Une autre idée de l’ISF.
Imaginons
que je sois grand patron industriel, leader sur mon marché,
assujetti à l’ISF.
L’état peut faire ce qu’il
veut sur cet impôt. Mon but (par exemple maintenir un revenu
annuel net après impôts d’un milliard d’€)
s’adaptera à la règle. Grossièrement, je
pourrai mettre la pression sur le personnel de l’entreprise
(réduction des coûts par gel des salaires,
délocalisation, licenciements, faillite....) ou tout autant
augmenter les prix de mes produits et de mes marges. Au final
j’atteins mon but, peu importe qui trinque (salariés,
consommateurs...). Sachant que discrètement j’aurai tant de
possibilités occultes d’être, à l’image de
l’état, tellement malhonnête (l’histoire est truffée
de cas).
Tout le système économique fonctionne comme
cela, les Bourses et les sociétés cotées ne
diront jamais le contraire.
Que faire ?
– réduire
le train de vie des très hauts cadres de l’état
–
supprimer les gaspillages (les coûts induits par la campagne
présidentielle sont pharaoniques !)
Quel exemple à
suivre, voire à imposer ?
– celui de Louis Gallois,
prenant la coprésidence de EADS et refusant un salaire
mirobolant [article
sur 20minutes].
Quels revenus viser en priorité ?
–
supprimer l’argent facile des spéculateurs de « tout
poil » et redonner la vraie valeur à
l’effort.
UTOPIE, UTOPIE ! !
Le pouvoir de
l’argent surpasse le pouvoir des décideurs.
Une anecdote
historique, apprise au milieu des années 80 en travaillant
pour tous les sites informatiques des banques parisiennes : tous
les agents du secteur bancaire ont 4 demi-journées de congés
de plus que toutes les autres professions, car au XV° siècle
à l’époque des créanciers, ils étaient
considérés comme de tels voleurs qu’ils avaient droit
lors des grandes dates religieuses à une demi-journée
supplémentaire pour pouvoir confesser dans les temps tous
leurs péchés (c’est toujours inscrit dans les statuts
de notre société actuelle).
Concernant les artistes, tels Johnny Halliday, j’estime qu’ils procurent à leurs publics des émotions, du rève et du bonheur, et cela n’a pas de prix.

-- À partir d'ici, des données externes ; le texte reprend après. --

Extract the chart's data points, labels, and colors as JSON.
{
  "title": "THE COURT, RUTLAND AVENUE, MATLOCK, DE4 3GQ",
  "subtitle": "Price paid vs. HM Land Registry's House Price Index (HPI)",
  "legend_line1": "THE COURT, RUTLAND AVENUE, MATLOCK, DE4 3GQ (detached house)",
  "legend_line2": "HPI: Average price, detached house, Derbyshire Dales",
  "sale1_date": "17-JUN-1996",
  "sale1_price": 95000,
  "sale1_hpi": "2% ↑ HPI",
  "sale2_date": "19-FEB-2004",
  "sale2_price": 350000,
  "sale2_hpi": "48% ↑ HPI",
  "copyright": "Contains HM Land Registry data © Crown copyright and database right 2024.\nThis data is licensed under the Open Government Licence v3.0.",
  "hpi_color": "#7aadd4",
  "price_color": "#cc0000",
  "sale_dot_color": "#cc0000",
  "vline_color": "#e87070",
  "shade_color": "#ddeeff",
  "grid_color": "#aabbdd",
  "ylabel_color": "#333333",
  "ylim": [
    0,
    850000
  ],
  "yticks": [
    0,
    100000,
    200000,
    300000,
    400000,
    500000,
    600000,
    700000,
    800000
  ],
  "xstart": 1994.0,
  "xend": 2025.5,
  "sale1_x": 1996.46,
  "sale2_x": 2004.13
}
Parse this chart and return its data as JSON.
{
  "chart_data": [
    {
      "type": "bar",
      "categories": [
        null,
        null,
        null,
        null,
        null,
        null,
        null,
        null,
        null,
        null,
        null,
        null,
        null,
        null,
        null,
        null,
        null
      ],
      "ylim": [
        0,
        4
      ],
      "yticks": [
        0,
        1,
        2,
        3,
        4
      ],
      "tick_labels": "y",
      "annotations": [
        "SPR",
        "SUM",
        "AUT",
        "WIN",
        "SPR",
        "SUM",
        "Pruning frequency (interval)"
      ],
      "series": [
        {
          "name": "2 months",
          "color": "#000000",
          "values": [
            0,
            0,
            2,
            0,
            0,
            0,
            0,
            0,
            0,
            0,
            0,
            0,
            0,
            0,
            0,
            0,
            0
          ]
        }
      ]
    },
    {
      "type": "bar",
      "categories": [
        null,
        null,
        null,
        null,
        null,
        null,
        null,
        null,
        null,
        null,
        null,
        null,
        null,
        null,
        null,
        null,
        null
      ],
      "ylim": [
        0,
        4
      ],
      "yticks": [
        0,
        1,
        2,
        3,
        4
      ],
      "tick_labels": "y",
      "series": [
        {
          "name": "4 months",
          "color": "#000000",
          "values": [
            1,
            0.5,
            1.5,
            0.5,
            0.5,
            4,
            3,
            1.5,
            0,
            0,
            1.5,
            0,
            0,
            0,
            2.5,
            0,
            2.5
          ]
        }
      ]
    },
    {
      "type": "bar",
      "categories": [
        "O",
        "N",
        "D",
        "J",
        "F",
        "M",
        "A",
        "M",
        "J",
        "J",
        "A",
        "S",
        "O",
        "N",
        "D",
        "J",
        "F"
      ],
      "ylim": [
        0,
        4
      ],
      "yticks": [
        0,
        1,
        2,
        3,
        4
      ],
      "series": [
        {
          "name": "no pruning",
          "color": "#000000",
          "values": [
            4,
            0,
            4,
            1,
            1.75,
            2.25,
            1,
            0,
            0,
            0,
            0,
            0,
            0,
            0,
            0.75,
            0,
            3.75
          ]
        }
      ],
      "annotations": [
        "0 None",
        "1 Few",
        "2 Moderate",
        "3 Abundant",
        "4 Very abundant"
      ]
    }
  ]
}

Je ne les imposerais que sur leurs activités annexes comme la publicité. Je trouve indécent que l’état récupère de l’argent sur un hymne comme MARIE. Johnny, j’ai déjà vanté sur mon blog d’autres chansons de toi. Si ton choix de résidence te permet de créer de nouvelles chansons cultes et humanitaires, je t’approuve énergiquement.